Seus estudos foram conduzidos pelo pai, James Mill, um filósofo associado à doutrina utilitarista e que teve projeção como autor do conceito, mais tarde usado por Marx, de que o valor de uma coisa depende da quantidade de trabalho nela depositada. O tutor era obcecado pela instrução do pupilo. “Não recordo quando comecei a aprender grego. Disseram-me que eu tinha então três anos”, escreve John. Aos oito, já estava familiarizado com os diálogos de Platão.
Dois anos mais tarde começou a aprender latim. Devorava os clássicos enquanto, ainda pré-adolescente, estudava Adam Smith, “para descobrir o que havia de falacioso nos argumentos”. Descontada a precocidade desmedida, aí residiam as virtudes. Não se tratava, porém, de um ensino totalmente desinteressado.

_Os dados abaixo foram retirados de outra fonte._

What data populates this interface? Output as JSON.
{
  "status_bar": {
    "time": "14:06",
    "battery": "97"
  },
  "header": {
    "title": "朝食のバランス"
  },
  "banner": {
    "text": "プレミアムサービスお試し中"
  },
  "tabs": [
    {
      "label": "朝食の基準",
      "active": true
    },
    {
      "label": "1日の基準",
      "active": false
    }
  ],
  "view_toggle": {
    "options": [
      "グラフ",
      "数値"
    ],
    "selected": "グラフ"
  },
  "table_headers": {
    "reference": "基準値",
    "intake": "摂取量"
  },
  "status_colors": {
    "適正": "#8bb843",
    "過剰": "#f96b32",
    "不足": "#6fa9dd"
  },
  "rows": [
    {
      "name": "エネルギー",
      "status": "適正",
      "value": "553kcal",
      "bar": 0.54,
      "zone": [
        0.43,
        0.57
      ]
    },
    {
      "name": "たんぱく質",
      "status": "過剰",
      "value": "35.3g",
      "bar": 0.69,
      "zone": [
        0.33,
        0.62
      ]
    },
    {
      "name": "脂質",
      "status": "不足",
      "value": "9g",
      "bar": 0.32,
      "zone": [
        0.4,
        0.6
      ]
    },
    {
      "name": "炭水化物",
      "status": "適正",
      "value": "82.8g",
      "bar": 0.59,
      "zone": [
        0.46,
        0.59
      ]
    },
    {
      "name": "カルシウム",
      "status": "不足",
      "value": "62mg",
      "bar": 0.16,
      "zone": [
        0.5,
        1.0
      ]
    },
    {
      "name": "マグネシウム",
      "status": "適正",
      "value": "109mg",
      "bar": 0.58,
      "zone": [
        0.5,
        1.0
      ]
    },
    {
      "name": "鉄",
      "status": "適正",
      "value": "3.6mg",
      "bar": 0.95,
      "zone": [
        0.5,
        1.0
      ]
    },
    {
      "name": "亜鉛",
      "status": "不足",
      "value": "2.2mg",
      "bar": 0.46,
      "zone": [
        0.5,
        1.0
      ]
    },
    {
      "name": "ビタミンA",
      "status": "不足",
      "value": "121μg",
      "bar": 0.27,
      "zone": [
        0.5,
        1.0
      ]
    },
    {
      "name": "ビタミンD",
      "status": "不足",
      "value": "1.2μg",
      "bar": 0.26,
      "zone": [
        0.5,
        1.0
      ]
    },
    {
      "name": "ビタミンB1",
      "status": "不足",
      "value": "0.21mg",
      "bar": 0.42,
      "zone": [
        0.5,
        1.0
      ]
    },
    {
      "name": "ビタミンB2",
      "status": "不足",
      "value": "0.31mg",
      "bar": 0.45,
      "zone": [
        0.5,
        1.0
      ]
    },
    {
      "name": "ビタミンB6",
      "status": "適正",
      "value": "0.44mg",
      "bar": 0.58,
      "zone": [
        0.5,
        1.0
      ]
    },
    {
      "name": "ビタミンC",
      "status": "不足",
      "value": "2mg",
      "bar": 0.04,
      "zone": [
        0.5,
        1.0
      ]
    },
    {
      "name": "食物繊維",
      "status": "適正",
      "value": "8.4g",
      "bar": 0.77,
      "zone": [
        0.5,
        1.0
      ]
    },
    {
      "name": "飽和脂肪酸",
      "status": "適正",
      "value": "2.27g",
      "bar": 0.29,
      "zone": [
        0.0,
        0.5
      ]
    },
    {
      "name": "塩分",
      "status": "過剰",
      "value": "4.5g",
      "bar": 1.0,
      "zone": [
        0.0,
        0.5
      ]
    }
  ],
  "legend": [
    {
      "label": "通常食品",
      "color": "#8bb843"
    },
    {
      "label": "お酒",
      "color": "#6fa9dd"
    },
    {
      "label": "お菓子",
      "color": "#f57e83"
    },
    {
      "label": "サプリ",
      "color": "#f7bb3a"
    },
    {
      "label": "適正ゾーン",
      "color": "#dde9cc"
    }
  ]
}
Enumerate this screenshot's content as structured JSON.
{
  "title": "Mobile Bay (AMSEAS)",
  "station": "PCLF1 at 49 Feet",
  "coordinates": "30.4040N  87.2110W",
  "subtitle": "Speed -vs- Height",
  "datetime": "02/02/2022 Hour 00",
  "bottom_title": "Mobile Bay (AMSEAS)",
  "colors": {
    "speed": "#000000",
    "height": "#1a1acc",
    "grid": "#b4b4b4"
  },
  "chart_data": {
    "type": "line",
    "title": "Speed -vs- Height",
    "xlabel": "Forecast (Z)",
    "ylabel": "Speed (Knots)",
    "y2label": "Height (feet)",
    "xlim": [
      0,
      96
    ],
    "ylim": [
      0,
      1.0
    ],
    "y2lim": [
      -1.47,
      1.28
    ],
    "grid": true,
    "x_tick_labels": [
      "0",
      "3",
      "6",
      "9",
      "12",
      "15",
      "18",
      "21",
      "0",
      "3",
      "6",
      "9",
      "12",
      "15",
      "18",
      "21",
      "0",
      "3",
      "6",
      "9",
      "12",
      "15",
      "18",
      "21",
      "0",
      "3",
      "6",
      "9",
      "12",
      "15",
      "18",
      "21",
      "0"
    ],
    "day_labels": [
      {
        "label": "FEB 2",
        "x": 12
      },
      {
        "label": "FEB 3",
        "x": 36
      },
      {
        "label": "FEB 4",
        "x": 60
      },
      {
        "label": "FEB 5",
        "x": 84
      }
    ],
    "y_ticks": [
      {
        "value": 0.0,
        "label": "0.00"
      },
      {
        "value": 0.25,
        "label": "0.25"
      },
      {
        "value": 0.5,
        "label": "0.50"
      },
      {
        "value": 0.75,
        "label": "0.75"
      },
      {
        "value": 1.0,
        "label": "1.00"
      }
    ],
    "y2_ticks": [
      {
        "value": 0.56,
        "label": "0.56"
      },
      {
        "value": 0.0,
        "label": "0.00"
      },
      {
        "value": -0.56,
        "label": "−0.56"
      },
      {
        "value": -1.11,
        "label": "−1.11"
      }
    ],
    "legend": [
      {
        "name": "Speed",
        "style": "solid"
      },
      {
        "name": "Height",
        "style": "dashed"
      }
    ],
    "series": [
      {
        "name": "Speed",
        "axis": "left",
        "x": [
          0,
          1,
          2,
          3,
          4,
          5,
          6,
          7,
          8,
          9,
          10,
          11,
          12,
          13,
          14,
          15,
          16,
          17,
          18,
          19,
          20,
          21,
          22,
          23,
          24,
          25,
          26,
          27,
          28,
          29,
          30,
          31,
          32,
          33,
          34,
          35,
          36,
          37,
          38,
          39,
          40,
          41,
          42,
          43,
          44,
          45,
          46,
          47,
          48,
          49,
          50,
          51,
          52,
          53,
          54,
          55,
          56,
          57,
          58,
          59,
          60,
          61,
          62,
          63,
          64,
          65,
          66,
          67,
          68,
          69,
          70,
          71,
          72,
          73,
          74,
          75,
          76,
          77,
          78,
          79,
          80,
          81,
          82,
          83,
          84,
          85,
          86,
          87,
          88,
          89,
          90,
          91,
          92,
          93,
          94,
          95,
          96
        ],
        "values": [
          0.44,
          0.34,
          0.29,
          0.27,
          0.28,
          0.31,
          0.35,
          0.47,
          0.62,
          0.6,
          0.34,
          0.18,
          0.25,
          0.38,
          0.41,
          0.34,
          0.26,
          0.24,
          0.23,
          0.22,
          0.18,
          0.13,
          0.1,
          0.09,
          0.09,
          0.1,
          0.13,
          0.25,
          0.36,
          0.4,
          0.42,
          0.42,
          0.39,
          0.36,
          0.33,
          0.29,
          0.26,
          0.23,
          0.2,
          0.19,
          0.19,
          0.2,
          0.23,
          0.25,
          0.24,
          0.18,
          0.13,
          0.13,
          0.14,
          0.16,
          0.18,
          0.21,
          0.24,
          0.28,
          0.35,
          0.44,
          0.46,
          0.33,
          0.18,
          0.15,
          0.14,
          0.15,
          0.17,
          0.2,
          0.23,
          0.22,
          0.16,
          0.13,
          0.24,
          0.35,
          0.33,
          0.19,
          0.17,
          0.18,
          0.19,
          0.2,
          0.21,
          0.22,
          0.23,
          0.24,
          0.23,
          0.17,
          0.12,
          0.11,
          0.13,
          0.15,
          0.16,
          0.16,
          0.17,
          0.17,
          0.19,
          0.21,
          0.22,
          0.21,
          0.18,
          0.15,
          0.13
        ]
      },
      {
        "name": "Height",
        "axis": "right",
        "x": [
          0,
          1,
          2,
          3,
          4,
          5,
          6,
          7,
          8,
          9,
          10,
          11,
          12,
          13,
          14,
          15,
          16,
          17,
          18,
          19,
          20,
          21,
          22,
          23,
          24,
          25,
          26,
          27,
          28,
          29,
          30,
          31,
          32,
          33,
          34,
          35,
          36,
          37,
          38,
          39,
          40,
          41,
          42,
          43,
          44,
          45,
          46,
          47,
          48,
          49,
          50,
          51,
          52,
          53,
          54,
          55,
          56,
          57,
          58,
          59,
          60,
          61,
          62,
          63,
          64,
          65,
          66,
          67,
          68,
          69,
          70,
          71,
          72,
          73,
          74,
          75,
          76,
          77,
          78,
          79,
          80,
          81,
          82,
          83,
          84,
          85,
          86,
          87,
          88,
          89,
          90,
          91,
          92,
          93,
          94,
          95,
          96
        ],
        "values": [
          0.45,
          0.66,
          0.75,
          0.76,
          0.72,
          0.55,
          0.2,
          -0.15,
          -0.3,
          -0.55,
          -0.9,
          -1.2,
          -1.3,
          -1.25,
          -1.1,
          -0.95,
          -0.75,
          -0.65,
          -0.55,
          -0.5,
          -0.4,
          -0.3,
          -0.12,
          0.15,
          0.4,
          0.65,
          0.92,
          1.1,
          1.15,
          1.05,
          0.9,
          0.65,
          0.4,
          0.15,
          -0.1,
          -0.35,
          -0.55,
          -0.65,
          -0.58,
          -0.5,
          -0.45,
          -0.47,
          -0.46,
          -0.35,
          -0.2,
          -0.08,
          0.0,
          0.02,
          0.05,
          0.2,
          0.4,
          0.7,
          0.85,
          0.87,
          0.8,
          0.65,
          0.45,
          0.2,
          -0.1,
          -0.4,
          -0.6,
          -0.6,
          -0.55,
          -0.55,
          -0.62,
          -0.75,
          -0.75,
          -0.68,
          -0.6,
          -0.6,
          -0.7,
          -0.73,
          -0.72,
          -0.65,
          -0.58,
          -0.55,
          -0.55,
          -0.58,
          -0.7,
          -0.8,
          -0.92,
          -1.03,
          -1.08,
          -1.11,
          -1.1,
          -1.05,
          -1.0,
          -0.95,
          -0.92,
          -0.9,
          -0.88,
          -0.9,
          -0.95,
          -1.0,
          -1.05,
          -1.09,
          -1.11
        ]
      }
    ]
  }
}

O pai o elegera – este o vício – para ser o mais brilhante porta-vos do utilitarismo, do qual ele próprio era divulgador. Proposto por seu amigo Jeremy Bentham, o princípio prescreve a busca da maior felicidade do maior número, uma espécie de hedonismo altruísta. John Stuart Mill, no entanto, não estava nada feliz.
Desprezado como intelectual fabricado e sem opinião própria, sentiu, aos vinte anos, o coração e a mente cobrarem os excessos a que fora submetido. Entrou em depressão, da qual só sairia ajudado pelos versos de Wordsworth. Considerado herdeiro de David Ricardo e o último autor da escola clássica da economia política, Mill construiu uma obra que ainda hoje tem ressonância, em que pese a superação do utilitarismo (que ele, afinal, não renegou, reformando-o).
Trata-se de autor incontornável para quem estuda a evolução do ideário progressista, uma vez que, à par a produção teórica, destacou-se pela defesa entusiasmada da democracia (mesmo lhe reconhecendo as limitações) e dos direitos da mulher, inclusive o de voltar. Dono de escrita cristalina e envolvente, Mill deixa com a autobiografia o testemunho de um homem que se esforçou para superar o humanismo de que foi depositário – apenas para reconquistá-lo, juntamente com o sentido de autonomia.